The crash happened just before noon at the mouth of Garrett Fork when 83-year-old Charles “Charley” Adair of Garrett Fork, pulled his Ford Taurus out of the Thornhill Ford car lot and headed north in the southbound lanes of U.S. 119.

Adair, according to eyewitnesses at the scene, had been to the car lot seeking an inspection sticker for his car and was told to go to another car lot just up the highway.

The witness said Adair turned out of the car lot and into the north bound lanes and into the path of a rock truck, driven by Michael Farley, of Chapmanville.

The truck ran up onto Adair’s car and knocked it a lengthy distance from the car lot intersection.

The Taurus came to rest in the grassy median, while the truck came to rest just down from the intersection.

Crews worked to extricate Adair from the wreckage, using the Jaws of Life, and Healthnet was called in, but, after the helicopter circled the crash site and as the emergency crews loaded Adair onto an ambulance, the copter lifted back into the air and left, never touching down.

The ambulance then took Adair to Logan Regional Medical Center where he was pronounced dead.

Farley was not injured in the crash. His rock truck, however, appeared to be totaled.

The head-on collision resulted in two additional crashes that sent another man to LRMC for treatment of minor injuries. A total of five vehicles were involved in the three crashes. Another truck traveling along with Farley’s slammed on its brakes and skidded into the guardrail.

“This old man pulled out and started down 119 northbound in the southbound lanes,” Wayne Toppings, the drive of the rock truck that hit the guardrail, said. “He just pulled out right there and there was no where (for Farley) to go. He ran over top of him. We locked them up and started scooting to keep from hitting him, but he’d done run over him. There was no where to go. I was two truck-lengths behind.”

Toppings said the rock trucks were on their way back home to Chapmanville after dumping a load of gravel at Progress Coal in Madison.

After traffic was stopped in both lanes of U.S. 119, an 18-wheel coal truck traveling northbound was unable to stop and the rig hit a Chevrolet S-10 pickup truck in the driver’s side. The driver of the pickup truck suffered minor injuries and was treated at LRMC, according to Cpl. B.D. Cobb of the Logan County Sheriff’s Department.

“Then, the other truck came off that hill over there and there was no one to let him know traffic was stopped over here,” Toppings said of the third crash. “There was nobody flagging traffic, so what are you going to do?”

Cobb and Logan County Sheriff’s Deputy Joey Sheppard are the investigating officers. Chapmanville Police Patrolman D.A. Browning also assisted with the investigation.

Both lanes of U.S. Route 119 near the Garrett Fork intersection were closed off for more than an hour while crews extricated Adair and cleared the scene of the vehicles and debris. Traffic was held up a few minutes longer as the emergency crews awaited the arrival of Healthnet, as it was set to land on the four-lane highway.

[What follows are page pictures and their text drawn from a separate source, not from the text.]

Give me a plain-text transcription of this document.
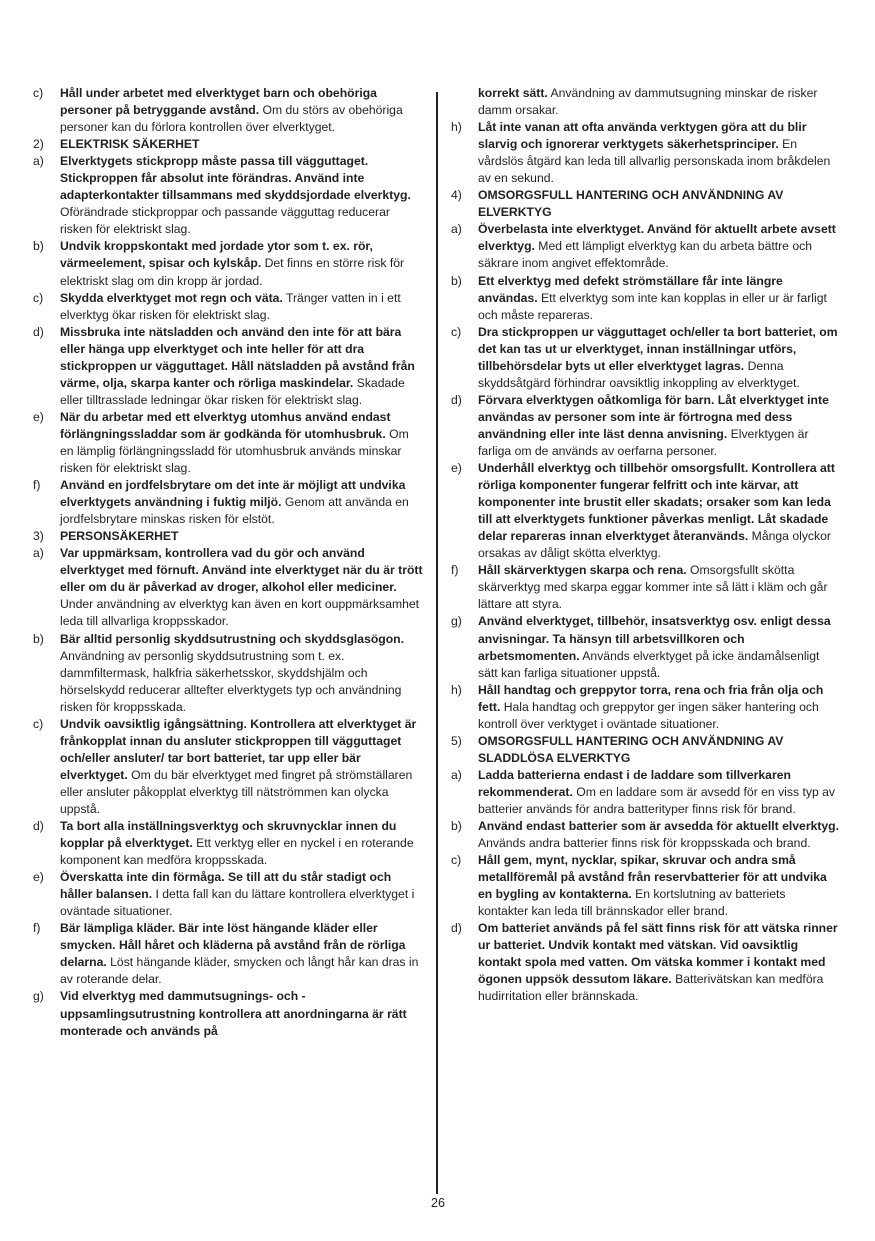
c) Håll under arbetet med elverktyget barn och obehöriga personer på betryggande avstånd. Om du störs av obehöriga personer kan du förlora kontrollen över elverktyget.
2) ELEKTRISK SÄKERHET
a) Elverktygets stickpropp måste passa till vägguttaget. Stickproppen får absolut inte förändras. Använd inte adapterkontakter tillsammans med skyddsjordade elverktyg. Oförändrade stickproppar och passande vägguttag reducerar risken för elektriskt slag.
b) Undvik kroppskontakt med jordade ytor som t. ex. rör, värmeelement, spisar och kylskåp. Det finns en större risk för elektriskt slag om din kropp är jordad.
c) Skydda elverktyget mot regn och väta. Tränger vatten in i ett elverktyg ökar risken för elektriskt slag.
d) Missbruka inte nätsladden och använd den inte för att bära eller hänga upp elverktyget och inte heller för att dra stickproppen ur vägguttaget. Håll nätsladden på avstånd från värme, olja, skarpa kanter och rörliga maskindelar. Skadade eller tilltrasslade ledningar ökar risken för elektriskt slag.
e) När du arbetar med ett elverktyg utomhus använd endast förlängningssladdar som är godkända för utomhusbruk. Om en lämplig förlängningssladd för utomhusbruk används minskar risken för elektriskt slag.
f) Använd en jordfelsbrytare om det inte är möjligt att undvika elverktygets användning i fuktig miljö. Genom att använda en jordfelsbrytare minskas risken för elstöt.
3) PERSONSÄKERHET
a) Var uppmärksam, kontrollera vad du gör och använd elverktyget med förnuft. Använd inte elverktyget när du är trött eller om du är påverkad av droger, alkohol eller mediciner. Under användning av elverktyg kan även en kort ouppmärksamhet leda till allvarliga kroppsskador.
b) Bär alltid personlig skyddsutrustning och skyddsglasögon. Användning av personlig skyddsutrustning som t. ex. dammfiltermask, halkfria säkerhetsskor, skyddshjälm och hörselskydd reducerar alltefter elverktygets typ och användning risken för kroppsskada.
c) Undvik oavsiktlig igångsättning. Kontrollera att elverktyget är frånkopplat innan du ansluter stickproppen till vägguttaget och/eller ansluter/ tar bort batteriet, tar upp eller bär elverktyget. Om du bär elverktyget med fingret på strömställaren eller ansluter påkopplat elverktyg till nätströmmen kan olycka uppstå.
d) Ta bort alla inställningsverktyg och skruvnycklar innen du kopplar på elverktyget. Ett verktyg eller en nyckel i en roterande komponent kan medföra kroppsskada.
e) Överskatta inte din förmåga. Se till att du står stadigt och håller balansen. I detta fall kan du lättare kontrollera elverktyget i oväntade situationer.
f) Bär lämpliga kläder. Bär inte löst hängande kläder eller smycken. Håll håret och kläderna på avstånd från de rörliga delarna. Löst hängande kläder, smycken och långt hår kan dras in av roterande delar.
g) Vid elverktyg med dammutsugnings- och -uppsamlingsutrustning kontrollera att anordningarna är rätt monterade och används på
korrekt sätt. Användning av dammutsugning minskar de risker damm orsakar.
h) Låt inte vanan att ofta använda verktygen göra att du blir slarvig och ignorerar verktygets säkerhetsprinciper. En vårdslös åtgärd kan leda till allvarlig personskada inom bråkdelen av en sekund.
4) OMSORGSFULL HANTERING OCH ANVÄNDNING AV ELVERKTYG
a) Överbelasta inte elverktyget. Använd för aktuellt arbete avsett elverktyg. Med ett lämpligt elverktyg kan du arbeta bättre och säkrare inom angivet effektområde.
b) Ett elverktyg med defekt strömställare får inte längre användas. Ett elverktyg som inte kan kopplas in eller ur är farligt och måste repareras.
c) Dra stickproppen ur vägguttaget och/eller ta bort batteriet, om det kan tas ut ur elverktyget, innan inställningar utförs, tillbehörsdelar byts ut eller elverktyget lagras. Denna skyddsåtgärd förhindrar oavsiktlig inkoppling av elverktyget.
d) Förvara elverktygen oåtkomliga för barn. Låt elverktyget inte användas av personer som inte är förtrogna med dess användning eller inte läst denna anvisning. Elverktygen är farliga om de används av oerfarna personer.
e) Underhåll elverktyg och tillbehör omsorgsfullt. Kontrollera att rörliga komponenter fungerar felfritt och inte kärvar, att komponenter inte brustit eller skadats; orsaker som kan leda till att elverktygets funktioner påverkas menligt. Låt skadade delar repareras innan elverktyget återanvänds. Många olyckor orsakas av dåligt skötta elverktyg.
f) Håll skärverktygen skarpa och rena. Omsorgsfullt skötta skärverktyg med skarpa eggar kommer inte så lätt i kläm och går lättare att styra.
g) Använd elverktyget, tillbehör, insatsverktyg osv. enligt dessa anvisningar. Ta hänsyn till arbetsvillkoren och arbetsmomenten. Används elverktyget på icke ändamålsenligt sätt kan farliga situationer uppstå.
h) Håll handtag och greppytor torra, rena och fria från olja och fett. Hala handtag och greppytor ger ingen säker hantering och kontroll över verktyget i oväntade situationer.
5) OMSORGSFULL HANTERING OCH ANVÄNDNING AV SLADDLÖSA ELVERKTYG
a) Ladda batterierna endast i de laddare som tillverkaren rekommenderat. Om en laddare som är avsedd för en viss typ av batterier används för andra batterityper finns risk för brand.
b) Använd endast batterier som är avsedda för aktuellt elverktyg. Används andra batterier finns risk för kroppsskada och brand.
c) Håll gem, mynt, nycklar, spikar, skruvar och andra små metallföremål på avstånd från reservbatterier för att undvika en bygling av kontakterna. En kortslutning av batteriets kontakter kan leda till brännskador eller brand.
d) Om batteriet används på fel sätt finns risk för att vätska rinner ur batteriet. Undvik kontakt med vätskan. Vid oavsiktlig kontakt spola med vatten. Om vätska kommer i kontakt med ögonen uppsök dessutom läkare. Batterivätskan kan medföra hudirritation eller brännskada.
26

The Chapmanville Volunteer Fire Department responded with several trucks and the Jaws of Life, while the Logan Emergency Ambulance Service Authority responded to the crash with at least three ambulances. The Department of Transportation and the West Virginia State Police also responded to the crashes.

In an unrelated accident, Robert Clark, 61, of Holden, died in a single-vehicle crash in Boone County. The crash happened just a short time before the fatality at Garrett Fork.

comments (2)
« MissCleo wrote on Monday, Feb 16 at 06:39 PM »
ALL these people are supposed to be trained on what to do in a diaster or accident. If I'm reading right they had city police, fire department, ambulances, Deputies, DOT and State Police yet none stopped traffic? Only in Chapmanville :) Also, anyone else been behind them empty trucks traveling on US 119?
« timslady_26651 wrote on Monday, Feb 09 at 07:54 PM »
I think it was very RUDE to address Mr,Addair as This old man,in this story.and his name is spelled wrong.